Un fil conducteur, Marie Cogère, professeur en langue amérindienne à l’université Nowu part pour la belle saison au pays de son enfance : A-t-on idée, pensa-t-elle de passer des vacances estivales à douze cents kilomètres de la civilisation ? Loin du Museum of Modern Art, du National Museum of American Indian ? Loin des hommes les plus attirants, des meilleurs restaurants, des boutiques les plus sophistiquées ? A-t-on idée de quitter New York, l’état de New York ? Mais Marie Cogère aimerait bien vendre la maison paternelle. Un colloque à Harvard en septembre, dont elle sera une des conférencières la fera patienter son exil.
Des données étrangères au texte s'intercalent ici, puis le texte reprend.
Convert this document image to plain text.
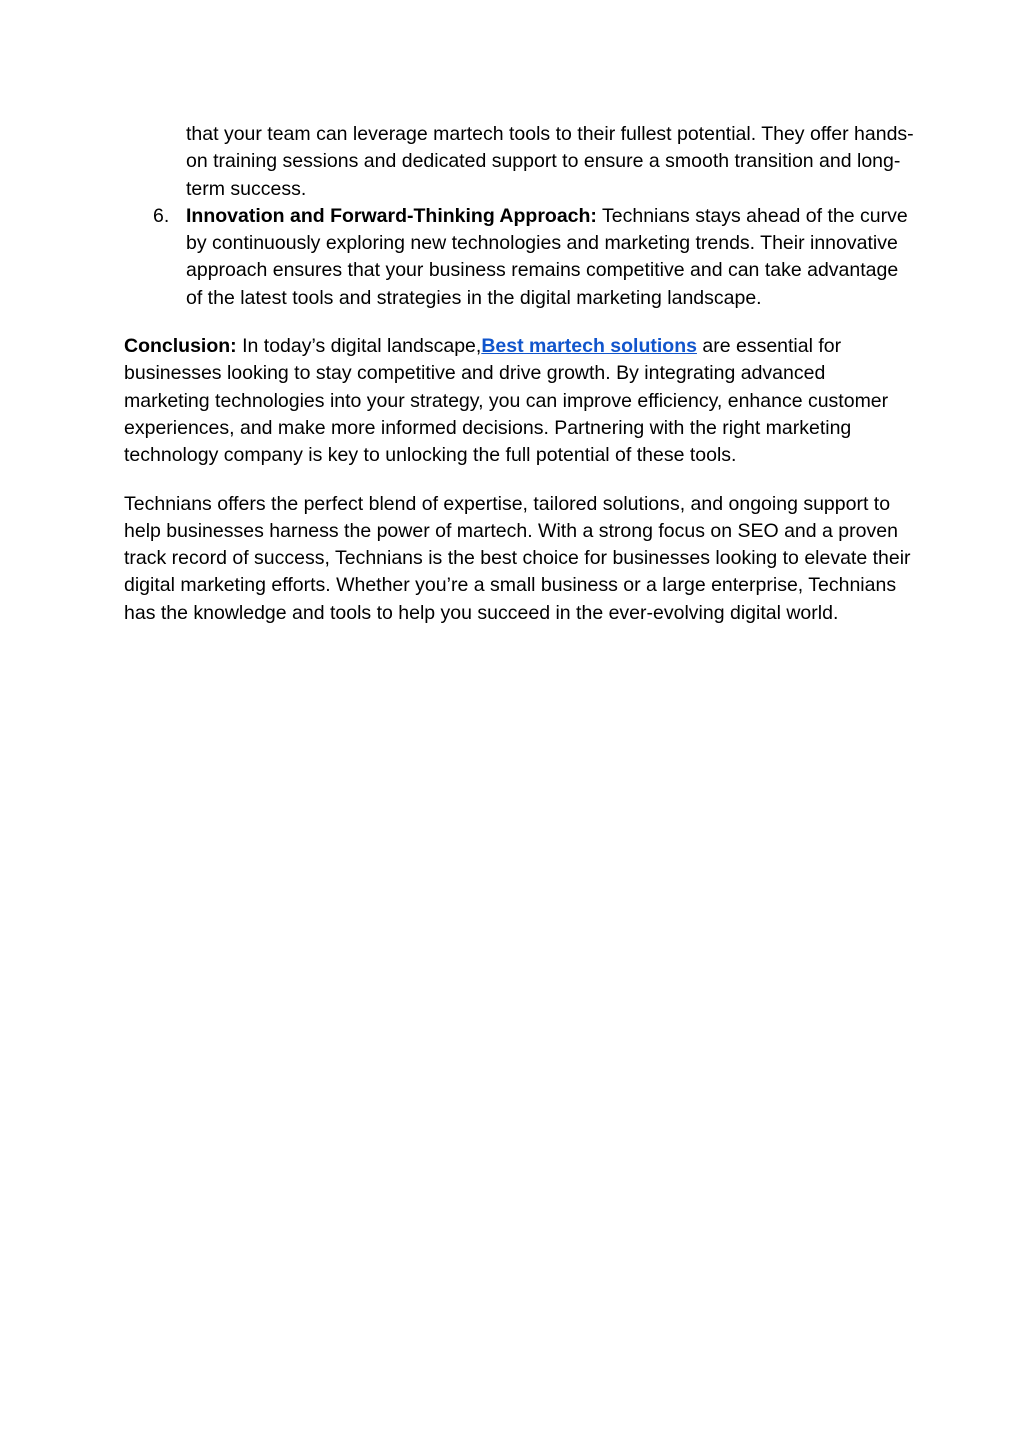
that your team can leverage martech tools to their fullest potential. They offer hands-on training sessions and dedicated support to ensure a smooth transition and long-term success.

6. Innovation and Forward-Thinking Approach: Technians stays ahead of the curve by continuously exploring new technologies and marketing trends. Their innovative approach ensures that your business remains competitive and can take advantage of the latest tools and strategies in the digital marketing landscape.

Conclusion: In today’s digital landscape,Best martech solutions are essential for businesses looking to stay competitive and drive growth. By integrating advanced marketing technologies into your strategy, you can improve efficiency, enhance customer experiences, and make more informed decisions. Partnering with the right marketing technology company is key to unlocking the full potential of these tools.

Technians offers the perfect blend of expertise, tailored solutions, and ongoing support to help businesses harness the power of martech. With a strong focus on SEO and a proven track record of success, Technians is the best choice for businesses looking to elevate their digital marketing efforts. Whether you’re a small business or a large enterprise, Technians has the knowledge and tools to help you succeed in the ever-evolving digital world.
«L’autobus roula durant quatre heures et dix-sept minutes, soit quatre cent soixante-quinze kilomètres, dont les deux tiers dans une forêt d’épinettes noires, essence formant quatre-vingts pour cent du couvert végétal de cette région dont l’immensité rappelait un continent. Elle n’était pas revenue pour s’y installer, pas question de se terrer en banlieue du continent, en périphérie de la pensée, de l’art et du savoir.»
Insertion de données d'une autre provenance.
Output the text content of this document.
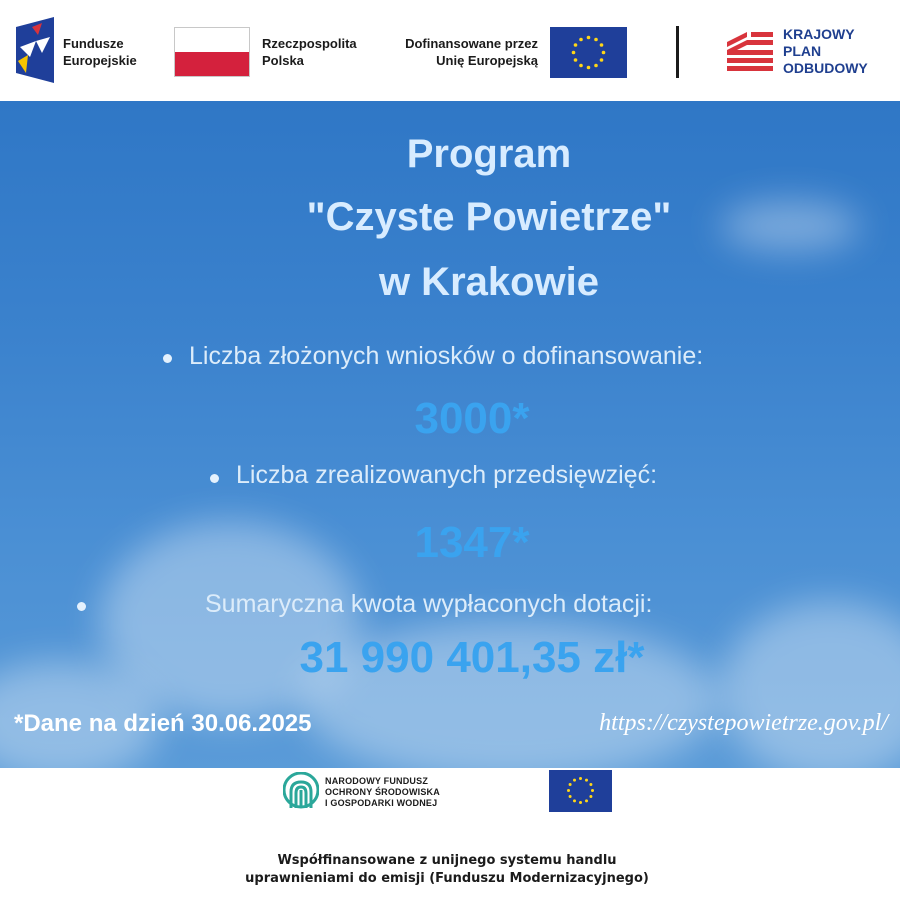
Fundusze
Europejskie
Rzeczpospolita
Polska
Dofinansowane przez
Unię Europejską
KRAJOWY
PLAN
ODBUDOWY
Program
"Czyste Powietrze"
w Krakowie
Liczba złożonych wniosków o dofinansowanie:
3000*
Liczba zrealizowanych przedsięwzięć:
1347*
Sumaryczna kwota wypłaconych dotacji:
31 990 401,35 zł*
*Dane na dzień 30.06.2025	https://czystepowietrze.gov.pl/
NARODOWY FUNDUSZ
OCHRONY ŚRODOWISKA
I GOSPODARKI WODNEJ
Współfinansowane z unijnego systemu handlu
uprawnieniami do emisji (Funduszu Modernizacyjnego)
L’auteure nous présente les voisins du 64 Mgr-Bourget, village Des Rangs, la famille Lambert et ses quatre fils, Ric, Éric et Ulric qui avait quitté le village dans des conditions plutôt curieuses et finalement Bénédic dit le philosophe. En alternance, entre ce village de bord du fleuve et la mégalopole, on rencontre Pedro et sa petite amie Lolita, et leurs jumeaux de trois mois Jerry et Jimmy, des êtres attachants, cherchant désespérément, également, un ailleurs, un bonheur.
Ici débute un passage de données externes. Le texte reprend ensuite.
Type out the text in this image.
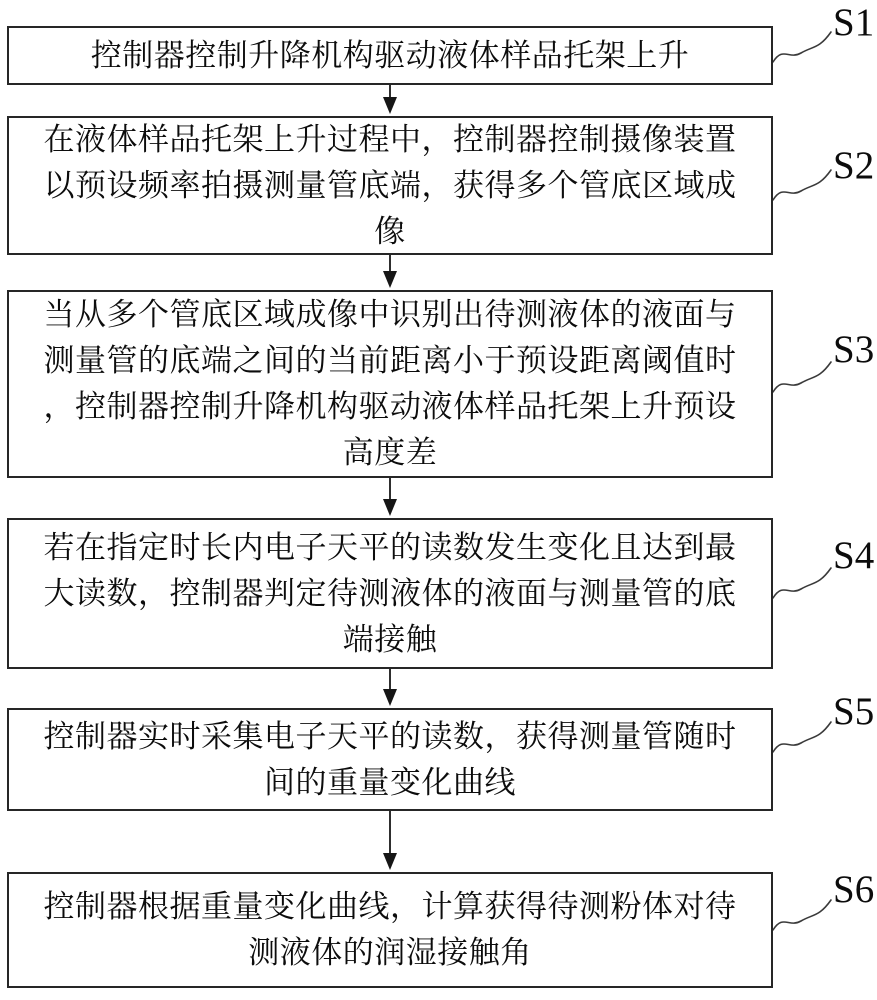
控制器控制升降机构驱动液体样品托架上升
在液体样品托架上升过程中，控制器控制摄像装置
以预设频率拍摄测量管底端，获得多个管底区域成
像
当从多个管底区域成像中识别出待测液体的液面与
测量管的底端之间的当前距离小于预设距离阈值时
，控制器控制升降机构驱动液体样品托架上升预设
高度差
若在指定时长内电子天平的读数发生变化且达到最
大读数，控制器判定待测液体的液面与测量管的底
端接触
控制器实时采集电子天平的读数，获得测量管随时
间的重量变化曲线
控制器根据重量变化曲线，计算获得待测粉体对待
测液体的润湿接触角
S1
S2
S3
S4
S5
S6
Récipiendaire du prix Robert-cliche 2010, un court roman presqu’un recueil de nouvelles, qui explore tour à tour ces différents personnages. J’aurai sûrement une petite pensée pour Éteignez, il n’y a plus personne, titre tellement pertinent, en effleurant au passage un de ces villages dépeuplés de la Côte-Nord ou de Gaspésie. Un propos singulier, une réflexion plutôt défaitiste, mais combien réaliste, une plume très personnelle, une langue recherchée, enjouée, colorée. Un petit plaisir.